Tapi nama baru belum tentu kalah pamor dibandingkan nama dari zaman bapakmu. Ada beberapa ruas jalan yang telah berubah. Lebih dikenal oleh para milenial.
"Pa, saya mau ke Barca. Tapi, mau jemput dulu kawan di MU."
Lha, sejak kapan jalan di Makassar menggunakan nama klub sepak bola? Usut punya usut Barca adalah akronim dari jl Barang Caddi. Sementara MU adalah Minasa Upa. Cocok mentong!
Namun saya tidak bisa sepenuhnya menyalahkan anak saya. Sebabnya "dosa" akronim ini sudah terjadi saat diriku masih menggunakan seragam putih abu-abu.

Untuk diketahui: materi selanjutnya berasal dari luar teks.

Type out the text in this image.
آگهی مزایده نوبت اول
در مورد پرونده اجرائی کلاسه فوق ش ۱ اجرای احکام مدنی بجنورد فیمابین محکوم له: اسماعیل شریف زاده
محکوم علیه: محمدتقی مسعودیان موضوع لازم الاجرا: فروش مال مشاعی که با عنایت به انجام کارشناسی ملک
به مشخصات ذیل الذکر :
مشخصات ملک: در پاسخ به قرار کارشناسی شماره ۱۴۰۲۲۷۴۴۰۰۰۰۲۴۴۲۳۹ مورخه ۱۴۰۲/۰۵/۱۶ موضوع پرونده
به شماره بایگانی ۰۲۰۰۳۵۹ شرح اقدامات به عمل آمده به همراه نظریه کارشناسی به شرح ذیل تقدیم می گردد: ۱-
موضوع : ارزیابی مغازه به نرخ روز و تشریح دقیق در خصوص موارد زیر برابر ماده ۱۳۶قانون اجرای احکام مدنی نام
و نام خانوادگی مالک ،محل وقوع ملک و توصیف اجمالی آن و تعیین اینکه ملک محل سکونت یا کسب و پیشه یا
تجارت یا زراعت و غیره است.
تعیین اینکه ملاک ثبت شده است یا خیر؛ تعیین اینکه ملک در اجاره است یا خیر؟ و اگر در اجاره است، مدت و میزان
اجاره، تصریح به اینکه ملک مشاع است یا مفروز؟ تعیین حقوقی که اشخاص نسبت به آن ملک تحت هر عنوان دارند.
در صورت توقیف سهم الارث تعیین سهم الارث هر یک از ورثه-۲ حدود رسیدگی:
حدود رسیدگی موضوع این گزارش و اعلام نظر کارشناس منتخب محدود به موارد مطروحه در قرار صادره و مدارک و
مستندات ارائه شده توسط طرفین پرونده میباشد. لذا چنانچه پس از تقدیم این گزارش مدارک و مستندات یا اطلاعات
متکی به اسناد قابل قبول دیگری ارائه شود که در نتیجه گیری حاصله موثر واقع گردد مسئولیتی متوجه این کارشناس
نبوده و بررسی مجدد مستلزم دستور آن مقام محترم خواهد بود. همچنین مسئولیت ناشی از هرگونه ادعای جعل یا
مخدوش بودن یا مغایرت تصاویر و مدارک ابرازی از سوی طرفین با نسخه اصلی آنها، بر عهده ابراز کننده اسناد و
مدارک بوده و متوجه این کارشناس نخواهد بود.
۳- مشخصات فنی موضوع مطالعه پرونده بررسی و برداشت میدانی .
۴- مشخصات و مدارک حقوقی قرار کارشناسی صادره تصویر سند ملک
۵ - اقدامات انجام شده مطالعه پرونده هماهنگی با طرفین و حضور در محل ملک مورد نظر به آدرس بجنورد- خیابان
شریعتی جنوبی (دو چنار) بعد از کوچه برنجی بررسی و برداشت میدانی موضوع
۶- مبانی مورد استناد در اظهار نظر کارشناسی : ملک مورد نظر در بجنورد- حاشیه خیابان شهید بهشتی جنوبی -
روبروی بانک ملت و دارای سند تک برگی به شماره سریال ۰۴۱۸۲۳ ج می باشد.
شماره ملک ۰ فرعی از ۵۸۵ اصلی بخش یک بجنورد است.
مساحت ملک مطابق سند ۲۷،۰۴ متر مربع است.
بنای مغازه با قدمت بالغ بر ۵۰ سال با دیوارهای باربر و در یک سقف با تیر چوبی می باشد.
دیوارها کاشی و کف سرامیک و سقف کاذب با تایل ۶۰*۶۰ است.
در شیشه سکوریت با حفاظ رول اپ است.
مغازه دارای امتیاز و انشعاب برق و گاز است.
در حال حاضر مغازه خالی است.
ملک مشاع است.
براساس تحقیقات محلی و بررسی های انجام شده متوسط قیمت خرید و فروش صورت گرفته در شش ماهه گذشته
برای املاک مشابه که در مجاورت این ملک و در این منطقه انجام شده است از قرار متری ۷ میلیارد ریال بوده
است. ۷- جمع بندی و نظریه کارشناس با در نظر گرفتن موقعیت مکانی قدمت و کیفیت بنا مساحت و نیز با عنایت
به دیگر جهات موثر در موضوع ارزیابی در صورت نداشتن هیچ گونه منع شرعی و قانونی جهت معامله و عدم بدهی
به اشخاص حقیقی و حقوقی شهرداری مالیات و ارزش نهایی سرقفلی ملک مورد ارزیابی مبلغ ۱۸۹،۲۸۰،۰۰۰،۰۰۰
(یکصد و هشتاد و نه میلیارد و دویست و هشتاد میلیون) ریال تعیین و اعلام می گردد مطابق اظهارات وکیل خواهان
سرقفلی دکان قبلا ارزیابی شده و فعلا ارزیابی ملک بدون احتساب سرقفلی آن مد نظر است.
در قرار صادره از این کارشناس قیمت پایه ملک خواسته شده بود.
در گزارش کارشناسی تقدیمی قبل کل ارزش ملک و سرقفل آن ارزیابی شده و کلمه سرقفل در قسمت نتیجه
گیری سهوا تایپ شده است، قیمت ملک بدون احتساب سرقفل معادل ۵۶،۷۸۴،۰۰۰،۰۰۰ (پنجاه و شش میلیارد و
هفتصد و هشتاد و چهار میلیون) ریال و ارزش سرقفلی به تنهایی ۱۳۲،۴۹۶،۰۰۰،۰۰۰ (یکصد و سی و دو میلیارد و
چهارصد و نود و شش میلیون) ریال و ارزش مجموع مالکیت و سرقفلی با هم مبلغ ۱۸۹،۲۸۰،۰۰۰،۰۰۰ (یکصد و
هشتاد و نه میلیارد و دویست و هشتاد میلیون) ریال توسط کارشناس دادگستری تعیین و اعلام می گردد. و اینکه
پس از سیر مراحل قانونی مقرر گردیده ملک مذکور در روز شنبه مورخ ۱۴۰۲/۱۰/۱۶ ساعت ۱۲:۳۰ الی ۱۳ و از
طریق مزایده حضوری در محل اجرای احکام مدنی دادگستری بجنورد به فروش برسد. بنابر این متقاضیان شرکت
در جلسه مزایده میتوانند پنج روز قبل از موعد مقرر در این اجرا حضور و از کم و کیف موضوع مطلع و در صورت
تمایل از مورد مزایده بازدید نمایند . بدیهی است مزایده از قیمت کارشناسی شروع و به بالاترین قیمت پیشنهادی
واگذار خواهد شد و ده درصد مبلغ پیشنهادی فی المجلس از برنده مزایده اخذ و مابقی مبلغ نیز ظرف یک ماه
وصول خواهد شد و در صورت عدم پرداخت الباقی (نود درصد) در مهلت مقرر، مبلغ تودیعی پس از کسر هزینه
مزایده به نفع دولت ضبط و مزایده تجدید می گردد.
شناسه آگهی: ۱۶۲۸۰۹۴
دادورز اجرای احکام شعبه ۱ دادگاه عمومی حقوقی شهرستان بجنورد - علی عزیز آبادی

Nama jalanan di Makassar memang panjang-panjang. Sebutkanlah Abdullah Dg. Sirua, Abubakar Lambogo, atau Gunung Latimojong. Nama-nama tersebut terdengar kurang gaul. Orang Jakarta akan bingung atau mungkin juga tertawa mendengarkannya.
Jadilah anak-anak gaul mengubahnya. Nama sumir terdengar lebih keren. Lalu muncullah Abdesir, Ablam, dan Gulat untuk menggantikan ketiga nama jalanan tersebut. Terus melekat hingga kini.
Lalu dimana peran pemerintah? Bukankah nama jalan harus lengkap meskipun panjang? Rasanya pemkot Makassar juga gaul.
Contohnya adalah plang jalan AP. Pettarani. Anak saya membutuhkan waktu yang cukup lama untuk menyadari jika AP adalah singkatan dari Andi Pangerang. Padahal itu adalah nama pahlawan nasional.
Yang lebih keren lagi adalah Bomar. Akronim dari Bonto Marannu. Jika kebetulan lewat di jalan dekat Pantai Losari tersebut, kamu akan menemukan plang yang tertulis Bonto Marannu. Plus singkatan Bomar di bawahnya.
Saking banyaknya singkatan, nama resmi jalanan sudah jarang bergaung lagi. Apalagi banyak juga pendatang yang kesulitan dengan lidah makassar, yang kelebihang "g" pada akhiran "n."
Anak-anak mudanya pun demikian. Nama yang terlalu panjang tidak lagi sesuai dengan visi serba instan di zaman now. Â Â
Nama jalan tentunya penting. Bukan hanya di kota Makassar. Cara yang paling umum untuk menghormati sosok yang berjasa bagi daerah, adalah dengan mengabadikannya sebagai nama jalanan.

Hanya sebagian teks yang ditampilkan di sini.